Es muß daher sichergestellt werden, daß das „Demokratiefördergesetz“ – sofern man es überhaupt für erforderlich hält – nicht für parteipolitische Zwecke mißbraucht, sondern zur Stärkung und Förderung eines institutionellen, demokratischen Grundverständnisses eingesetzt wird. Wie ernst es den rot-grünen Bundesministerinnen dabei ist, wird sich trotz der sprachlich um mehr politische Neutralität bemühenden Formulierungen im Entwurf des Demokratiefördergesetzes erst noch zeigen.
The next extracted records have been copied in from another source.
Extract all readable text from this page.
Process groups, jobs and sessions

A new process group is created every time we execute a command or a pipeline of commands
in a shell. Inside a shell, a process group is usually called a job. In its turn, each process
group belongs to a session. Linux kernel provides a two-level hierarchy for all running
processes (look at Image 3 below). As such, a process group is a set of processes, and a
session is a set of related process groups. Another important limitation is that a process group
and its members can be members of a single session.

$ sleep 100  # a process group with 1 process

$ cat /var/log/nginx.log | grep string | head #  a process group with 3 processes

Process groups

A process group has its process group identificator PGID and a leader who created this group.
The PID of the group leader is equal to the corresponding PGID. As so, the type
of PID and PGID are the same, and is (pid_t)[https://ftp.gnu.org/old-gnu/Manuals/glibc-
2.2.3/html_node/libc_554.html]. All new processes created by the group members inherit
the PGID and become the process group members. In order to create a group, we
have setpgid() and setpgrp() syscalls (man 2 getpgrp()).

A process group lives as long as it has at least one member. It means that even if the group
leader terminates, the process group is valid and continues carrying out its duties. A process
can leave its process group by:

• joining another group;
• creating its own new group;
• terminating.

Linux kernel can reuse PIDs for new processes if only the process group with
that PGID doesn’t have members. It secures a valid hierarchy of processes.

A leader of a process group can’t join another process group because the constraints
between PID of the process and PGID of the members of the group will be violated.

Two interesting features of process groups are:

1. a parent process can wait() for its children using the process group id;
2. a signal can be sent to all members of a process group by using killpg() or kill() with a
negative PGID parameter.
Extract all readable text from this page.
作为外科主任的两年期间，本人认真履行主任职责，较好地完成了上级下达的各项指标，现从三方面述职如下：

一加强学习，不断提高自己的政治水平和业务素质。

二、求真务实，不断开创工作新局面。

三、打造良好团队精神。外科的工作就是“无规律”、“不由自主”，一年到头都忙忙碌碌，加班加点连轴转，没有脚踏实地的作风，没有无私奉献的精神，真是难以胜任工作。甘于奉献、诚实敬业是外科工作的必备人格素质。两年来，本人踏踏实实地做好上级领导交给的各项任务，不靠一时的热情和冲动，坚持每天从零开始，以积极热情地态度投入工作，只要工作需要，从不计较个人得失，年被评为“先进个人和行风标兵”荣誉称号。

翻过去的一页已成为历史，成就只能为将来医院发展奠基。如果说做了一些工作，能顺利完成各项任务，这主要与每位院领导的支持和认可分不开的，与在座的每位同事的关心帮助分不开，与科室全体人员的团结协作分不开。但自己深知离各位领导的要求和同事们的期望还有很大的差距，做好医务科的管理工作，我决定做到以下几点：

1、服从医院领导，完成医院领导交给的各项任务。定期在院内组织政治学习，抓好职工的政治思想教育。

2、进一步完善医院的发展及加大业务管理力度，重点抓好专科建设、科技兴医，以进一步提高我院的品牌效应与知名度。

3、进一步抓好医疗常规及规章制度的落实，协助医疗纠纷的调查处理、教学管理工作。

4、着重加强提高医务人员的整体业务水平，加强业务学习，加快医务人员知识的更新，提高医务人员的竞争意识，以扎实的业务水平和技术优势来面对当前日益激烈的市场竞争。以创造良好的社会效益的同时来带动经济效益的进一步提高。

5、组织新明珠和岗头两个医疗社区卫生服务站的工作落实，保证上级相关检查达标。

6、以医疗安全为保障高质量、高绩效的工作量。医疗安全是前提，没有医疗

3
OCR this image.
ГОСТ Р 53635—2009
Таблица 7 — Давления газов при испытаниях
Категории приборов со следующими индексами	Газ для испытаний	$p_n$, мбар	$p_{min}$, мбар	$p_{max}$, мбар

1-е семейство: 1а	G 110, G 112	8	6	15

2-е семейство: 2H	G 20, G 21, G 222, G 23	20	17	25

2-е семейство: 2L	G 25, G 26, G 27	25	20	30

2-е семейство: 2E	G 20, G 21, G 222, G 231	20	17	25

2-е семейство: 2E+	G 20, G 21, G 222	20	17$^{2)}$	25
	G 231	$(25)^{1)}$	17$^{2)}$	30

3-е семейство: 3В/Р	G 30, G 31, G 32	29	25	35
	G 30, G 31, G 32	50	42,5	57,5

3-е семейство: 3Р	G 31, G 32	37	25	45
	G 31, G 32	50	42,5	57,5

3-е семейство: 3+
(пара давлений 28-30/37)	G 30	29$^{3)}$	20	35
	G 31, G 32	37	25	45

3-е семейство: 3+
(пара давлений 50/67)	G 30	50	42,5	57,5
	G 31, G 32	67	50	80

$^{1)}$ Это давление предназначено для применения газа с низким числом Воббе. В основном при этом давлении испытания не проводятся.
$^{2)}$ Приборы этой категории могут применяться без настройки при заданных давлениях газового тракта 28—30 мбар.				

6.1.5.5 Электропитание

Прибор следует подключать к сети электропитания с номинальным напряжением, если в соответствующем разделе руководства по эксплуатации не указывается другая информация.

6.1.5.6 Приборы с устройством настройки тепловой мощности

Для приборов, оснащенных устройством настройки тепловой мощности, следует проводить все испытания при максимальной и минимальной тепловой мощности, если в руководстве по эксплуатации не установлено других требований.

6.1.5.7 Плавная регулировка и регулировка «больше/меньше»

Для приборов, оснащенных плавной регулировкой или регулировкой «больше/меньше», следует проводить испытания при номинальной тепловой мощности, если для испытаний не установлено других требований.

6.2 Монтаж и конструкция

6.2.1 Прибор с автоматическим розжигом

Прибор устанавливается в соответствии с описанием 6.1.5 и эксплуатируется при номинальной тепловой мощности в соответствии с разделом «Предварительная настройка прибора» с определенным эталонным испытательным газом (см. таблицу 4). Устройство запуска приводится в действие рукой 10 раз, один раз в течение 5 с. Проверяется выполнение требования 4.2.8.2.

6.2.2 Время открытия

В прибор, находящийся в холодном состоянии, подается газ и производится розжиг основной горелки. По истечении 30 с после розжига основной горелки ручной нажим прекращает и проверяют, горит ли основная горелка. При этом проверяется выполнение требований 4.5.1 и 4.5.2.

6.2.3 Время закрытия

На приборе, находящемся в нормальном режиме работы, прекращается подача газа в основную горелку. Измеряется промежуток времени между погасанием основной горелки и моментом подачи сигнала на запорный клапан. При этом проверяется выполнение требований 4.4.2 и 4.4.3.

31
Die eingangs erwähnte Extremismusklausel wäre ein Minimalkonsens dafür, wird jedoch von Familienministerin Paus als nicht erforderlich angesehen. Die ohnehin schon enge Verbindung links-grüner Parteifunktionäre zu privaten, aktivistischen Organisationen darf mit staatlichen Geldern nicht weiter vertieft und zum gegenseitigen Nutzen dauerhaft institutionalisiert werden. Denn das in einer Demokratie vorausgesetzte Recht auf freie Meinungsbildung würde unter diesen Bedingungen zu einem ideologisch geprägten Indoktrinierungsprogramm verkommen. Darin würde der öffentliche und private Meinungsbildungsprozeß entgegen verfassungsrechtlichen Vorgaben in immer größerem Umfang zu dem Zweck mißbraucht, die Ansichten der Bürger in die von Regierungsparteien als „richtig“ angesehene, woke Weltsicht zu lenken.
Das geeignetste und naheliegendste Mittel für eine Stärkung beziehungsweise Zurückgewinnung des Vertrauens der Bevölkerung in eine freiheitlich-demokratische Grundordnung wäre eine an den Interessen, Sorgen und Nöten der Bürger ausgerichtete Politik, die ideologiefrei unter Beachtung des Gemeinwohls Entscheidungen trifft und diese transparent kommuniziert. All dies hat die Regierung jedoch selbst in der Hand. Kein Geld der Welt – insbesondere nicht solches, das dem Staat treuhänderisch von seinen Bürgern überlassen wurde – vermag das durch ein gegen die mehrheitlichen Interessen der Bevölkerung gerichtetes Regierungshandeln verlorengegangene Vertrauen wieder zurückzugewinnen, indem ausgesuchte Organisationen die Handlungen und Maßnahmen der Regierung loben und regierungskritische Ansichten als undemokratisch diffamieren. Denn es sind nicht mit staatlichen Geldern erkaufte Worte, Maßnahmen und Aktionen Dritter, die mehr Vertrauen in die demokratischen Volksvertreter schaffen, sondern kompetentes und konsequent am Willen der Bevölkerung ausgerichtetes Handeln der Regierung.
Dr. André Kruschke, Jahrgang 1980, ist Rechtsanwalt. Er veröffentlicht regelmäßig zu aktuellen verfassungsrechtlichen Themen, unter anderem in der Neuen Juristischen Online Zeitschrift im Verlag C.H. Beck.